Eothen: Traces of travel brought home from the East - Alexander William Kinglake
Eothen: Traces of travel brought home from the East - Alexander William Kinglake
With an introduction from Jonathan Raban
Eothen, which means ‘news from the east’ started out as a few notes scribbled on the back of a map, to amuse a friend who wanted some advice for his own youthful ‘year off’ travels, but it became one of the most influential, witty and idiosyncratic of travel books. It took Kinglake seven years before he had finished crafting this ‘lively, brilliant and rather insolent’ tale. The physical details of the journey, undertaken in 1834 across the Balkan frontiers of the Ottoman Empire, through Constantinople, Smyrna, Cyprus into the Near eastern cities of Jerusalem, Cairo and Damascus, are never as significant as the conversations, chance encounters and attitudes of the author.

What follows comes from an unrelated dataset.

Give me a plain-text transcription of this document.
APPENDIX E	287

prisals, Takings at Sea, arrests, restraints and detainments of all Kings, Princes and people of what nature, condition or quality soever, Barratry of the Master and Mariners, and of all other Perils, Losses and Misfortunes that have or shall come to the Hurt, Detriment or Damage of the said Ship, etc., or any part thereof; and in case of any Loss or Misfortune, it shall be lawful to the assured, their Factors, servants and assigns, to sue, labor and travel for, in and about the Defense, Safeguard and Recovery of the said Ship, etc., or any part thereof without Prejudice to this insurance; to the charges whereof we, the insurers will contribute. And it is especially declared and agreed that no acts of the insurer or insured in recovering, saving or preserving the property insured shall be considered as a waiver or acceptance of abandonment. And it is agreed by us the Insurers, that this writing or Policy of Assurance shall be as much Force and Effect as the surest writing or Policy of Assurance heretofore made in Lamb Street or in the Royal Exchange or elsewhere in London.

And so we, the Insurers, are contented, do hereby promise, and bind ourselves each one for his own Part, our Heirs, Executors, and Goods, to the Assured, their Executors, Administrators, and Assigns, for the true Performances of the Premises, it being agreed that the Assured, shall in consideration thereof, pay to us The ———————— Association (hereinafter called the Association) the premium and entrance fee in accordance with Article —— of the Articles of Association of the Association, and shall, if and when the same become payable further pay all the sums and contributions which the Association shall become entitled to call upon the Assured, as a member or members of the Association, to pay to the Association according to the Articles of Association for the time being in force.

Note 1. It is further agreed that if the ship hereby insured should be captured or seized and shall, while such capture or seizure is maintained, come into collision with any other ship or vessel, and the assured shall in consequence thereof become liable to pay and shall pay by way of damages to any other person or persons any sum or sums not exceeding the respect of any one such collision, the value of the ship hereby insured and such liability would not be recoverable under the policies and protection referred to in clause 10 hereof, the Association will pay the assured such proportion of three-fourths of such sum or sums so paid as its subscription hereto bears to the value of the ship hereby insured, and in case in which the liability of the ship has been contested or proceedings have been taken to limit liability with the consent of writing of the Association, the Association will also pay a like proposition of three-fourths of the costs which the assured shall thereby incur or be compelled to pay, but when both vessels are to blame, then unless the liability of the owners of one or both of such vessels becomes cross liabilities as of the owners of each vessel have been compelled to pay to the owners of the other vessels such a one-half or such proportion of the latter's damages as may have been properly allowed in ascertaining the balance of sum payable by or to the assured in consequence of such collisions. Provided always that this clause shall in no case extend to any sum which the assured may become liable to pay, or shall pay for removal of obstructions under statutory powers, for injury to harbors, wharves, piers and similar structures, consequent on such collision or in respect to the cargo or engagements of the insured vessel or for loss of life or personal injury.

Packed full of an infectious charm and a youthful delight at the world, it is above all things funny as it lampoons the pomposity of earnest, middle-aged travellers seeking to establish themselves as professional authorities.
‘One of the most original, graceful and creative of all travel books … sparkling, ironic and terrific fun.’ Jan Morris
Eothen: Traces of travel brought home from the East
ISBN: 978-1-78060-142-7
Format: 336pp demi pb
Place: Middle East/ East
Author Biography
Alexander William Kinglake (1809-1891) was an English travel writer and historian. He was born near Taunton, Somerset, and educated at Eton College and Trinity College, Cambridge. He was called to the Bar in 1837 and built up a thriving legal practice, which, in 1856, he abandoned to devote himself to literature and public life.